Para as denúncias, o MPF dividiu as acusações em três grandes grupos para indicar o fluxograma do esquema: o primeiro formado pelas empreiteiras, que formavam o cartel; o segundo de funcionários públicos da Petrobrás, nesse caso Paulo Roberto Costa; o terceiro dos operadores da lavagem de dinheiro, em que foi denunciado o núcleo coordenado por Alberto Youssef.

ESQUEMA DENUNCIAS ORG CRIMINOSA

Além das denúncias revelarem que outras 16 empresas estão na mira das novas denúncias da Lava Jato, há o apontamento dos outros grupos de operadores, que atingirá o lobista Fernando Antonio Falcão Soares, o Fernando Baiano, que atuaria em nome do PMDB na Diretoria Internacional. Bem como outros ex-diretores, como Renato Duque, na Diretoria de Serviços pelo PT, e Nestór Cerveró, pela Internacional.

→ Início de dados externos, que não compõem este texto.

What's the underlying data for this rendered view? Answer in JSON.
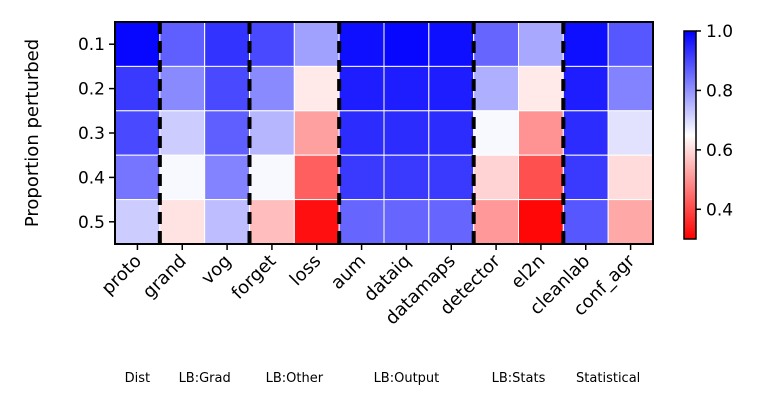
{
  "chart_data": {
    "type": "heatmap",
    "title": "",
    "ylabel": "Proportion perturbed",
    "xlabel": "",
    "x_categories": [
      "proto",
      "grand",
      "vog",
      "forget",
      "loss",
      "aum",
      "dataiq",
      "datamaps",
      "detector",
      "el2n",
      "cleanlab",
      "conf_agr"
    ],
    "y_categories": [
      "0.1",
      "0.2",
      "0.3",
      "0.4",
      "0.5"
    ],
    "values": [
      [
        0.99,
        0.87,
        0.93,
        0.9,
        0.78,
        0.98,
        0.99,
        0.98,
        0.86,
        0.77,
        0.98,
        0.88
      ],
      [
        0.92,
        0.81,
        0.9,
        0.81,
        0.62,
        0.96,
        0.96,
        0.96,
        0.76,
        0.62,
        0.96,
        0.82
      ],
      [
        0.9,
        0.72,
        0.87,
        0.75,
        0.52,
        0.94,
        0.94,
        0.94,
        0.66,
        0.5,
        0.94,
        0.69
      ],
      [
        0.84,
        0.66,
        0.82,
        0.66,
        0.43,
        0.92,
        0.92,
        0.92,
        0.59,
        0.41,
        0.92,
        0.6
      ],
      [
        0.72,
        0.61,
        0.74,
        0.56,
        0.32,
        0.86,
        0.86,
        0.86,
        0.51,
        0.31,
        0.88,
        0.53
      ]
    ],
    "color_range": [
      0.3,
      1.0
    ],
    "colormap": [
      "#ff0000",
      "#ffffff",
      "#0000ff"
    ],
    "colorbar_ticks": [
      "0.4",
      "0.6",
      "0.8",
      "1.0"
    ],
    "group_dividers_after": [
      0,
      2,
      4,
      7,
      9
    ],
    "groups": [
      {
        "label": "Dist",
        "span": [
          0,
          0
        ]
      },
      {
        "label": "LB:Grad",
        "span": [
          1,
          2
        ]
      },
      {
        "label": "LB:Other",
        "span": [
          3,
          4
        ]
      },
      {
        "label": "LB:Output",
        "span": [
          5,
          7
        ]
      },
      {
        "label": "LB:Stats",
        "span": [
          8,
          9
        ]
      },
      {
        "label": "Statistical",
        "span": [
          10,
          11
        ]
      }
    ],
    "grid": false
  }
}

Em relação às empresas alvo do cartel, os procuradores apontaram nesta quinta-feira que parte do dinheiro da propina era referente a valores sonegados de tributos. Segundo o procurador Antônio Carlos Welter, as despesas da propina eram lançadas na contabilidade regular das empreiteiras.

“O que significa que o valor pago da propina era descontado da base de cálculo dos tributos. Em bom português, os valores eram pagos com o tributo que deixava de ser pago pelos contribuintes.”

COM A PALAVRA, A CONSTRUCAP

A Construcap informou que não faz parte de nenhum cartel. Em nota, a empresa esclareceu.

“A Construcap não integra e jamais integrou qualquer clube de empreiteiras ou cartel visando a obtenção de contratos com a Petrobrás. A Construcap é devidamente cadastrada na Petrobrás como fornecedora idônea do mercado há muitos anos. Todos os contratos da Construcap obtidos perante a Petrobrás foram objeto de licitações regularmente realizadas, conforme a lei. A Construcap mantém-se à disposição das autoridades para prestar qualquer informação.”